Buddy Coolen, 31, of Warwick, R.I., said he tried or continued to use some of those medicines. "Smoking for me is as good as any medicine I have," he said.

Eight years ago, Mr. Coolen contracted gastroparesis and cyclic vomiting syndrome. He lost 50 pounds and, despite being 5 foot 11, weighed 120 pounds.

His doctors gave him myriad anti-emetics, many of which he still takes. They also prescribed Marinol, but it did not work for him, Mr. Coolen said.

"My stepdad is old school and was really against marijuana, but then he saw what it did for me and totally changed his way of thinking," Mr. Coolen said.

Some doctors and law enforcement officials say such anecdotes should not drive public policy. Dr. Eric Braverman, medical director of a multispecialty clinic in Manhattan, said legalizing marijuana was unnecessary and dangerous since Marinol provided the medicinal effects of the plant. "Our society will deteriorate," he said.

Patients who call Dr. Braverman's clinic are, when put on hold, told that the clinic may prescribe supplements and other alternative treatments that have even less scientific justification than marijuana. Dr. Braverman said such alternatives rendered marijuana unnecessary, but his embrace of alternatives is a reminder that medicine has long been driven by more than science.

About 20 percent of drug prescriptions are written for uses that are not approved by federal drug regulators; about half of the nation's adults regularly take supplements; herbal and homeopathic remedies are popular.

The nation's growing embrace of medical marijuana has stemmed from these alternative traditions.

The University of Mississippi has the nation's only federally approved marijuana plantation. If they wish to investigate marijuana, researchers must apply to the National Institute on Drug Abuse to use the Mississippi marijuana and must get approvals from a special Public Health Service panel, the Drug Enforcement Administration and the Food and Drug Administration.

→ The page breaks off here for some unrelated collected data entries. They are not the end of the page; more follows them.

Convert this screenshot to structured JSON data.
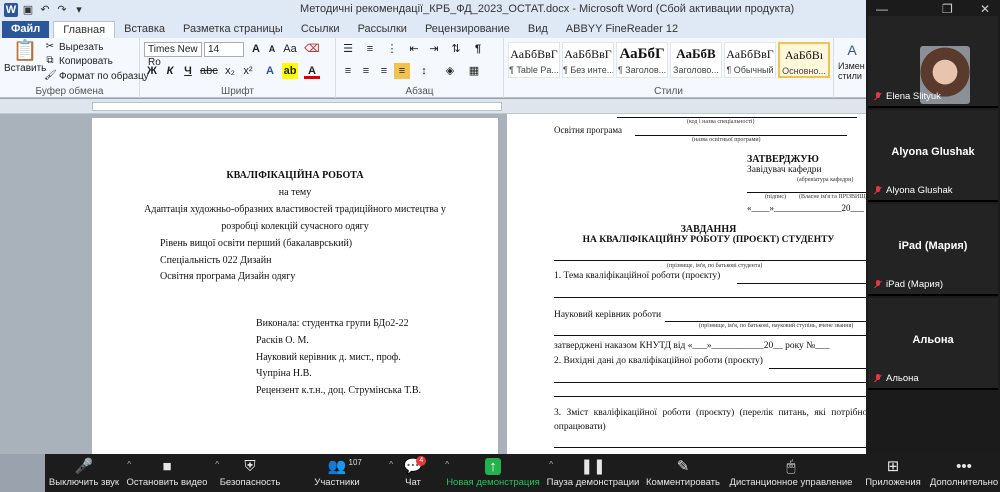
{
  "window": {
    "title": "Методичні рекомендації_КРБ_ФД_2023_ОСТАТ.docx - Microsoft Word (Сбой активации продукта)"
  },
  "tabs": [
    {
      "label": "Файл"
    },
    {
      "label": "Главная"
    },
    {
      "label": "Вставка"
    },
    {
      "label": "Разметка страницы"
    },
    {
      "label": "Ссылки"
    },
    {
      "label": "Рассылки"
    },
    {
      "label": "Рецензирование"
    },
    {
      "label": "Вид"
    },
    {
      "label": "ABBYY FineReader 12"
    }
  ],
  "ribbon": {
    "paste": "Вставить",
    "cut": "Вырезать",
    "copy": "Копировать",
    "format_painter": "Формат по образцу",
    "clipboard_label": "Буфер обмена",
    "font_label": "Шрифт",
    "paragraph_label": "Абзац",
    "styles_label": "Стили",
    "font_name": "Times New Ro",
    "font_size": "14",
    "change_styles": "Измен стили",
    "styles": [
      {
        "preview": "АаБбВвГ",
        "name": "¶ Table Pa..."
      },
      {
        "preview": "АаБбВвГ",
        "name": "¶ Без инте..."
      },
      {
        "preview": "АаБбГ",
        "name": "¶ Заголов..."
      },
      {
        "preview": "АаБбВ",
        "name": "Заголово..."
      },
      {
        "preview": "АаБбВвГ",
        "name": "¶ Обычный"
      },
      {
        "preview": "АаБбВı",
        "name": "Основно..."
      }
    ]
  },
  "page1": {
    "heading": "КВАЛІФІКАЦІЙНА РОБОТА",
    "on_topic": "на тему",
    "topic1": "Адаптація художньо-образних властивостей традиційного мистецтва у",
    "topic2": "розробці колекцій сучасного одягу",
    "level": "Рівень вищої освіти перший (бакалаврський)",
    "specialty": "Спеціальність  022 Дизайн",
    "program": "Освітня програма Дизайн одягу",
    "performed": "Виконала: студентка групи БДо2-22",
    "student": "Расків О. М.",
    "supervisor": "Науковий керівник д. мист., проф.",
    "supervisor_name": "Чупріна Н.В.",
    "reviewer": "Рецензент к.т.н., доц. Струмінська Т.В."
  },
  "page2": {
    "hint_spec": "(код і назва спеціальності)",
    "program": "Освітня програма",
    "hint_program": "(назва освітньої програми)",
    "approve": "ЗАТВЕРДЖУЮ",
    "head": "Завідувач кафедри",
    "hint_abbr": "(абревіатура кафедри)",
    "hint_sign": "(підпис)",
    "hint_name": "(Власне ім'я та ПРІЗВИЩЕ)",
    "date_line": "«____»_______________20___",
    "task": "ЗАВДАННЯ",
    "task_sub": "НА КВАЛІФІКАЦІЙНУ РОБОТУ (ПРОЄКТ) СТУДЕНТУ",
    "hint_student": "(прізвище, ім'я, по батькові студента)",
    "item1": "1. Тема кваліфікаційної роботи (проєкту)",
    "supervisor": "Науковий керівник роботи",
    "hint_supervisor": "(прізвище, ім'я, по батькові, науковий ступінь, вчене звання)",
    "order": "затверджені наказом КНУТД від «___»___________20__ року №___",
    "item2": "2. Вихідні дані до кваліфікаційної роботи (проєкту)",
    "item3a": "3. Зміст кваліфікаційної роботи (проєкту) (перелік питань, які потрібно",
    "item3b": "опрацювати)"
  },
  "participants": [
    {
      "name": "Elena Slityuk"
    },
    {
      "name": "Alyona Glushak",
      "big": "Alyona Glushak"
    },
    {
      "name": "iPad (Мария)",
      "big": "iPad (Мария)"
    },
    {
      "name": "Альона",
      "big": "Альона"
    }
  ],
  "toolbar": {
    "mute": "Выключить звук",
    "video": "Остановить видео",
    "security": "Безопасность",
    "participants": "Участники",
    "participants_count": "107",
    "chat": "Чат",
    "chat_badge": "4",
    "share": "Новая демонстрация",
    "pause": "Пауза демонстрации",
    "annotate": "Комментировать",
    "remote": "Дистанционное управление",
    "apps": "Приложения",
    "more": "Дополнительно"
  },
  "colors": {
    "accent": "#2b579a",
    "share_green": "#22b14c",
    "mute_red": "#e5383b"
  }
}
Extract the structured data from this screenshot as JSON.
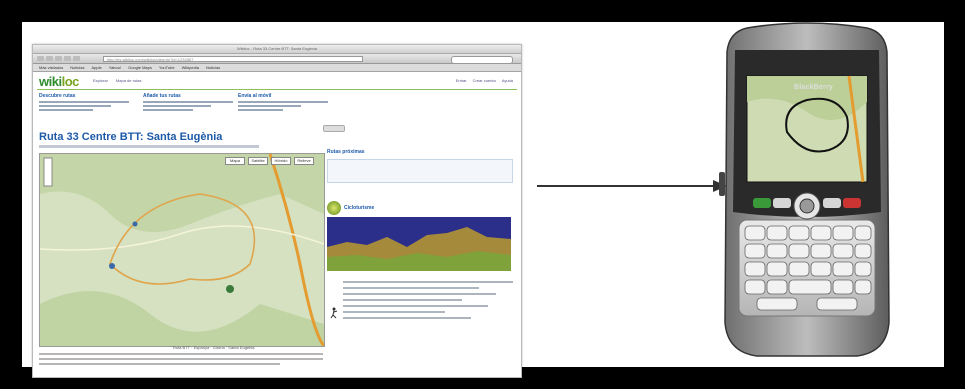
{
  "browser": {
    "window_title": "Wikiloc - Ruta 33 Centre BTT: Santa Eugènia",
    "url": "http://es.wikiloc.com/wikiloc/view.do?id=1234567",
    "bookmarks": [
      "Más visitados",
      "Noticias",
      "Apple",
      "Yahoo!",
      "Google Maps",
      "YouTube",
      "Wikipedia",
      "Noticias"
    ]
  },
  "site": {
    "logo_a": "wiki",
    "logo_b": "loc",
    "nav": [
      "Explorar",
      "Mapa de rutas"
    ],
    "topright": [
      "Entrar",
      "Crear cuenta",
      "Ayuda"
    ],
    "features": [
      "Descubre rutas",
      "Añade tus rutas",
      "Envía al móvil"
    ],
    "route_title": "Ruta 33 Centre BTT: Santa Eugènia",
    "map_buttons": [
      "Mapa",
      "Satélite",
      "Híbrido",
      "Relieve"
    ],
    "map_caption": "Ruta BTT · Espanya · Girona · Santa Eugènia",
    "sidebar_title": "Rutas próximas",
    "user_name": "Cicloturisme"
  },
  "phone": {
    "brand": "BlackBerry"
  },
  "colors": {
    "brand_green": "#2e8b2e",
    "link_blue": "#1d5aa8",
    "profile_bg": "#2c2f8a"
  }
}
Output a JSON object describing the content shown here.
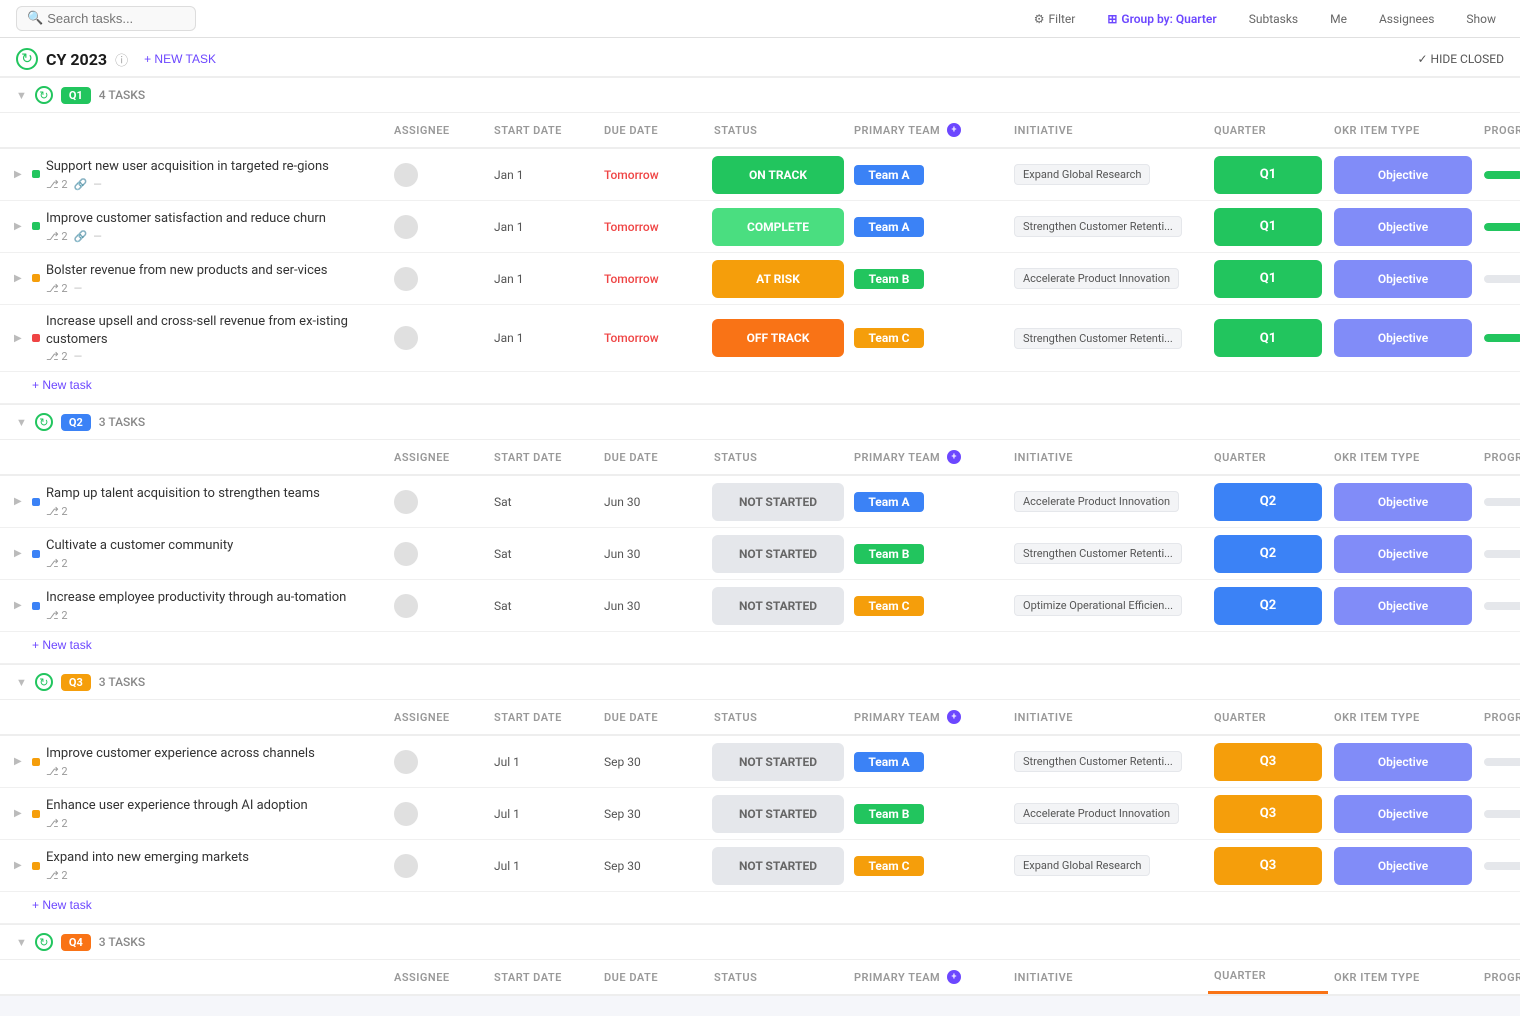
{
  "topbar": {
    "search_placeholder": "Search tasks...",
    "filter_label": "Filter",
    "group_by_label": "Group by: Quarter",
    "subtasks_label": "Subtasks",
    "me_label": "Me",
    "assignees_label": "Assignees",
    "show_label": "Show"
  },
  "page": {
    "title": "CY 2023",
    "new_task_label": "+ NEW TASK",
    "hide_closed_label": "✓ HIDE CLOSED"
  },
  "quarters": [
    {
      "id": "Q1",
      "badge_class": "q1-badge",
      "qv_class": "qv1",
      "task_count": "4 TASKS",
      "header_color": "#22c55e",
      "tasks": [
        {
          "name": "Support new user acquisition in targeted re-gions",
          "subtask_count": "2",
          "has_link": true,
          "has_dash": true,
          "assignee": "",
          "start_date": "Jan 1",
          "due_date": "Tomorrow",
          "due_class": "date-tomorrow",
          "status": "ON TRACK",
          "status_class": "status-on-track",
          "team": "Team A",
          "team_class": "team-a",
          "initiative": "Expand Global Research",
          "quarter": "Q1",
          "okr_type": "Objective",
          "progress": 50,
          "dot_class": "dot-green"
        },
        {
          "name": "Improve customer satisfaction and reduce churn",
          "subtask_count": "2",
          "has_link": true,
          "has_dash": true,
          "assignee": "",
          "start_date": "Jan 1",
          "due_date": "Tomorrow",
          "due_class": "date-tomorrow",
          "status": "COMPLETE",
          "status_class": "status-complete",
          "team": "Team A",
          "team_class": "team-a",
          "initiative": "Strengthen Customer Retenti...",
          "quarter": "Q1",
          "okr_type": "Objective",
          "progress": 100,
          "dot_class": "dot-green"
        },
        {
          "name": "Bolster revenue from new products and ser-vices",
          "subtask_count": "2",
          "has_link": false,
          "has_dash": true,
          "assignee": "",
          "start_date": "Jan 1",
          "due_date": "Tomorrow",
          "due_class": "date-tomorrow",
          "status": "AT RISK",
          "status_class": "status-at-risk",
          "team": "Team B",
          "team_class": "team-b",
          "initiative": "Accelerate Product Innovation",
          "quarter": "Q1",
          "okr_type": "Objective",
          "progress": 0,
          "dot_class": "dot-orange"
        },
        {
          "name": "Increase upsell and cross-sell revenue from ex-isting customers",
          "subtask_count": "2",
          "has_link": false,
          "has_dash": true,
          "assignee": "",
          "start_date": "Jan 1",
          "due_date": "Tomorrow",
          "due_class": "date-tomorrow",
          "status": "OFF TRACK",
          "status_class": "status-off-track",
          "team": "Team C",
          "team_class": "team-c",
          "initiative": "Strengthen Customer Retenti...",
          "quarter": "Q1",
          "okr_type": "Objective",
          "progress": 50,
          "dot_class": "dot-red"
        }
      ]
    },
    {
      "id": "Q2",
      "badge_class": "q2-badge",
      "qv_class": "qv2",
      "task_count": "3 TASKS",
      "tasks": [
        {
          "name": "Ramp up talent acquisition to strengthen teams",
          "subtask_count": "2",
          "has_link": false,
          "has_dash": false,
          "assignee": "",
          "start_date": "Sat",
          "due_date": "Jun 30",
          "due_class": "",
          "status": "NOT STARTED",
          "status_class": "status-not-started",
          "team": "Team A",
          "team_class": "team-a",
          "initiative": "Accelerate Product Innovation",
          "quarter": "Q2",
          "okr_type": "Objective",
          "progress": 0,
          "dot_class": "dot-blue"
        },
        {
          "name": "Cultivate a customer community",
          "subtask_count": "2",
          "has_link": false,
          "has_dash": false,
          "assignee": "",
          "start_date": "Sat",
          "due_date": "Jun 30",
          "due_class": "",
          "status": "NOT STARTED",
          "status_class": "status-not-started",
          "team": "Team B",
          "team_class": "team-b",
          "initiative": "Strengthen Customer Retenti...",
          "quarter": "Q2",
          "okr_type": "Objective",
          "progress": 0,
          "dot_class": "dot-blue"
        },
        {
          "name": "Increase employee productivity through au-tomation",
          "subtask_count": "2",
          "has_link": false,
          "has_dash": false,
          "assignee": "",
          "start_date": "Sat",
          "due_date": "Jun 30",
          "due_class": "",
          "status": "NOT STARTED",
          "status_class": "status-not-started",
          "team": "Team C",
          "team_class": "team-c",
          "initiative": "Optimize Operational Efficien...",
          "quarter": "Q2",
          "okr_type": "Objective",
          "progress": 0,
          "dot_class": "dot-blue"
        }
      ]
    },
    {
      "id": "Q3",
      "badge_class": "q3-badge",
      "qv_class": "qv3",
      "task_count": "3 TASKS",
      "tasks": [
        {
          "name": "Improve customer experience across channels",
          "subtask_count": "2",
          "has_link": false,
          "has_dash": false,
          "assignee": "",
          "start_date": "Jul 1",
          "due_date": "Sep 30",
          "due_class": "",
          "status": "NOT STARTED",
          "status_class": "status-not-started",
          "team": "Team A",
          "team_class": "team-a",
          "initiative": "Strengthen Customer Retenti...",
          "quarter": "Q3",
          "okr_type": "Objective",
          "progress": 0,
          "dot_class": "dot-orange"
        },
        {
          "name": "Enhance user experience through AI adoption",
          "subtask_count": "2",
          "has_link": false,
          "has_dash": false,
          "assignee": "",
          "start_date": "Jul 1",
          "due_date": "Sep 30",
          "due_class": "",
          "status": "NOT STARTED",
          "status_class": "status-not-started",
          "team": "Team B",
          "team_class": "team-b",
          "initiative": "Accelerate Product Innovation",
          "quarter": "Q3",
          "okr_type": "Objective",
          "progress": 0,
          "dot_class": "dot-orange"
        },
        {
          "name": "Expand into new emerging markets",
          "subtask_count": "2",
          "has_link": false,
          "has_dash": false,
          "assignee": "",
          "start_date": "Jul 1",
          "due_date": "Sep 30",
          "due_class": "",
          "status": "NOT STARTED",
          "status_class": "status-not-started",
          "team": "Team C",
          "team_class": "team-c",
          "initiative": "Expand Global Research",
          "quarter": "Q3",
          "okr_type": "Objective",
          "progress": 0,
          "dot_class": "dot-orange"
        }
      ]
    },
    {
      "id": "Q4",
      "badge_class": "q4-badge",
      "qv_class": "qv4",
      "task_count": "3 TASKS",
      "tasks": []
    }
  ],
  "columns": {
    "task": "",
    "assignee": "ASSIGNEE",
    "start_date": "START DATE",
    "due_date": "DUE DATE",
    "status": "STATUS",
    "primary_team": "PRIMARY TEAM",
    "initiative": "INITIATIVE",
    "quarter": "QUARTER",
    "okr_item_type": "OKR ITEM TYPE",
    "progress": "PROGRESS"
  }
}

But federal officials have repeatedly failed to act on marijuana research requests in a timely manner or have denied them, according to a 2007 ruling by an administrative law judge at the Drug Enforcement Administration. While refusing to approve a second marijuana producer, the government allowed the University of Mississippi to supply Mallinckrodt, a drug maker, with enough marijuana to eventually produce a generic version of Marinol.

"As the National Institute on Drug Abuse, our focus is primarily on the negative consequences of marijuana use," said Shirley Simson, a spokeswoman for the drug abuse institute, known as NIDA. "We generally do not fund research focused on the potential beneficial medical effects of marijuana."

The Drug Enforcement Administration said it was just following NIDA's lead. "D.E.A. has never denied a research registration for marijuana and/or THC if NIDA approved the protocols for that individual entity," a supervisory special agent, Gary Boggs, said by e-mail.

Researchers investigating LSD, Ecstasy and other illegal drugs can use any of a number of suppliers licensed by the Drug Enforcement Administration, Dr. Doblin said. And if a researcher wants to use a variety of marijuana that the University of Mississippi does not grow — and there are many with differing medicinal properties — they are out of luck, Dr. Doblin said.

Law enforcement tends to emphasize the abuse potential of medicines without regard to their positive effects. Bureaucratic battles between the D.E.A. and the F.D.A. over the availability of narcotics — highly effective but addictive medicines — have gone on for decades.

So medical marijuana may never have good science underlying its use. But for patients in desperate need, the ethics of providing access to the drug are clear, said Dr. Richard Payne, a professor of medicine and divinity and director of the Institute for Care on the End of Life at Duke Divinity School.

"It's not a great drug," he said, "but what's the harm?"